An online rapid assessment by UNFPA in April found a similar decline, about one-half, in deliveries in health institutions. In June, Ministry of Health Spokesperson Mahendra Shrestha said fewer than 45% of women were giving birth in facilities, down from 75% before the Coronavirus pandemic.

The Lancet study, based on monitoring in nine hospitals in Nepal, found decreases in:

  1. Institutional births (by roughly 50%)
  2. Foetal heart rate monitoring during labour
  3. Breastfeeding within one hour of birth
  4. Women being accompanied during delivery.

The authors speculate that ‘the increase in preterm birth could also be associated with the distress of COVID-19-related social restrictions, considering psychosocial stress during pregnancy .’

More cases with complications

They add: ‘The increased proportion of admitted women having complications during admission, including preterm birth, during the COVID-19 lockdown period, might suggest that women at high risk of complications are disproportionately attending health facilities or that the number of complicated cases has increased due to delays and other challenges of the lockdown.’

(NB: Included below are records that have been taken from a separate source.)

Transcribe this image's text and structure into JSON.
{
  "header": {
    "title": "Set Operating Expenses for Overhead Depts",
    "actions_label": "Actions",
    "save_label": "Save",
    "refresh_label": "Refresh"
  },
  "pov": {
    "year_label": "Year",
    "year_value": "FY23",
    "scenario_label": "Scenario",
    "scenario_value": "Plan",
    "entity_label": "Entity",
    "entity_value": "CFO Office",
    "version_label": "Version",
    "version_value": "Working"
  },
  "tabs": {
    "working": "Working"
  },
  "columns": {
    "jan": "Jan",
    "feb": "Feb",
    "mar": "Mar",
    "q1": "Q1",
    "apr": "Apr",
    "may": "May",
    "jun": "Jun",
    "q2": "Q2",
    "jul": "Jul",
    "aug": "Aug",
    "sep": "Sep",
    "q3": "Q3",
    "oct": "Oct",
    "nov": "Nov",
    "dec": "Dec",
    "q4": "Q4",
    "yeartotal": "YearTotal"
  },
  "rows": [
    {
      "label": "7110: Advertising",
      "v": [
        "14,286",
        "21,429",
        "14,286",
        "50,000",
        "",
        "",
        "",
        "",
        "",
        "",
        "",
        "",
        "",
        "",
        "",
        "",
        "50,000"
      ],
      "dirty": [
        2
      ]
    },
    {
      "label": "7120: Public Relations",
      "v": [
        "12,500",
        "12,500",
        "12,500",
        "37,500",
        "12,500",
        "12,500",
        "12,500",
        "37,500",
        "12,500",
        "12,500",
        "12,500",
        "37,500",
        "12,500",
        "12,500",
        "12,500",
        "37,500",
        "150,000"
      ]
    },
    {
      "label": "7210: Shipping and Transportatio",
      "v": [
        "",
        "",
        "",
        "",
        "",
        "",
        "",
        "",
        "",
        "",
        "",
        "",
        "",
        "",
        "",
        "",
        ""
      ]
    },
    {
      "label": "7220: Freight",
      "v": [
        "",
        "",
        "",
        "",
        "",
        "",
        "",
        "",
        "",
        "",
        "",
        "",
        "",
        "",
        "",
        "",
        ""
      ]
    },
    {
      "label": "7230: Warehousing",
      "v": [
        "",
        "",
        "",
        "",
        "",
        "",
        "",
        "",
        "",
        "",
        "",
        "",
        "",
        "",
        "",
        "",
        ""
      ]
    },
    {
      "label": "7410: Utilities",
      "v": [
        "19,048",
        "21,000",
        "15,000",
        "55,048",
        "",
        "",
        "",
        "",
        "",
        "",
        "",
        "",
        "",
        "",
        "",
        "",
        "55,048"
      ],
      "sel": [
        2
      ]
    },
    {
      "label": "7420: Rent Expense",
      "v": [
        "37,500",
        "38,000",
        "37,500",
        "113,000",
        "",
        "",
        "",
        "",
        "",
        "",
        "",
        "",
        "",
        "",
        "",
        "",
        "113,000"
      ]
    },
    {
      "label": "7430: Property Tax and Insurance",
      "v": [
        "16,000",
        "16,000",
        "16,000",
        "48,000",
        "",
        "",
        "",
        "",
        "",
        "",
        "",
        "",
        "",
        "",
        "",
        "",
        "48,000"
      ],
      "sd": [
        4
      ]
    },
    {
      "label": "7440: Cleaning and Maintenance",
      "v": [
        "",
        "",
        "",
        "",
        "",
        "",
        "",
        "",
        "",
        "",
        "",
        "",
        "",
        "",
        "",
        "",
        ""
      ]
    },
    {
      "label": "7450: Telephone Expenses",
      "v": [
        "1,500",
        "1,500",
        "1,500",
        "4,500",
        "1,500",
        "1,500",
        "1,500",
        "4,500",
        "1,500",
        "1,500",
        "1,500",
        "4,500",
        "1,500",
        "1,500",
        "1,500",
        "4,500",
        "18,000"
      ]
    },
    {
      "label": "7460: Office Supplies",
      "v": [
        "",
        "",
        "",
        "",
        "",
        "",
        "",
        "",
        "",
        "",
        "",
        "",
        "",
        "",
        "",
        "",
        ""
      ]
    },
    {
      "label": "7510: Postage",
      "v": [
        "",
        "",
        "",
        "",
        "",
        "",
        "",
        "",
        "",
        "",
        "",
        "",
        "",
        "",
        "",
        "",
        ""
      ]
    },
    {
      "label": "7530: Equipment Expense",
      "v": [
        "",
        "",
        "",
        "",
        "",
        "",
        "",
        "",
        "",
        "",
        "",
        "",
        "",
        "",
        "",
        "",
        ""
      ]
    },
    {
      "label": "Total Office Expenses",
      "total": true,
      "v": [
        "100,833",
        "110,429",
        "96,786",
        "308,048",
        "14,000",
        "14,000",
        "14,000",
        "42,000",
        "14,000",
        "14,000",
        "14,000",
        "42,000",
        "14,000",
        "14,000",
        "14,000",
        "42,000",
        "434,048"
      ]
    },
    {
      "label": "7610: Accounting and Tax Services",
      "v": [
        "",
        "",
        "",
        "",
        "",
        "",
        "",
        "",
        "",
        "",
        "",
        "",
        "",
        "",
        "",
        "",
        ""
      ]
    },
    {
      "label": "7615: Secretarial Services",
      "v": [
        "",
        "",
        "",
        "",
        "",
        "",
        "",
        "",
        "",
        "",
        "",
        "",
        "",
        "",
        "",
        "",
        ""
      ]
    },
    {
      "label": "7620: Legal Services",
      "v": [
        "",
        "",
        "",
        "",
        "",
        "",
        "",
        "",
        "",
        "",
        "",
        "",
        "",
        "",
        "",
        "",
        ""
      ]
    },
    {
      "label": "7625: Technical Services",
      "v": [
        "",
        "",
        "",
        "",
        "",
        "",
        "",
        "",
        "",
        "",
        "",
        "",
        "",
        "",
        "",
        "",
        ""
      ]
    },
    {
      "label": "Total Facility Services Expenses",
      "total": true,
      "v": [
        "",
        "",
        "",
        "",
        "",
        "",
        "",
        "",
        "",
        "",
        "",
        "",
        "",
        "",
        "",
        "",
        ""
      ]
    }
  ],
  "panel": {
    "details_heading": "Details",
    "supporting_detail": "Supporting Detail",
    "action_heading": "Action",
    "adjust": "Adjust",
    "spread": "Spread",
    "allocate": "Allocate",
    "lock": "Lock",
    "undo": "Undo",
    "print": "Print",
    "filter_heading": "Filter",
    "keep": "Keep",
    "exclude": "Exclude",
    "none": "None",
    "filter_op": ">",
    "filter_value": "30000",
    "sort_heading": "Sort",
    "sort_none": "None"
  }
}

Those challenges are unfortunately already familiar in Nepal: lack of transportation to health facilities, a shortage of personal protective equipment (PPE), lack of gloves and other equipment for managing childbirth, and poor readiness of health facilities, etc.

The Lancet study did report witnessing some improved practices, such as more skin-to-skin contact between mothers and newborns and better hand-washing. It suggests a ‘need to continue communication with policy makers and programme coordinators to address such inequalities and coverage gaps so that additional deaths can be averted’.

In an interview earlier this year Baqi noted, “It’s good to have the ministry of health at the federal level saying, ‘Of course essential services must continue’ but there’s a big gap in implementation.”

On Friday she added via email: ‘While current attention is on preventing and treating COVID-19 cases, it is likely that maternal and newborn mortality has increased across the country due to poor utilisation of services on the one hand and lack of preparedness on the other hand.’

Baqi also pointed to shortages of trained personnel — including skilled birth attendants — essential life-saving drugs and PPEs. “The above concerns have received inadequate attention, among competing priorities, and limited financial resources have been mobilised to bridge the gaps in reproductive, maternal, child and adolescent health,” she said.

The Lancet Global Health paper concludes: ‘Pandemic lockdowns threaten lives and jeopardise progress that has been made in the past two decades in Nepal, potentially derailing on-track efforts to achieve the Sustainable Development Goals by 2030, especially for maternal and neonatal survival.’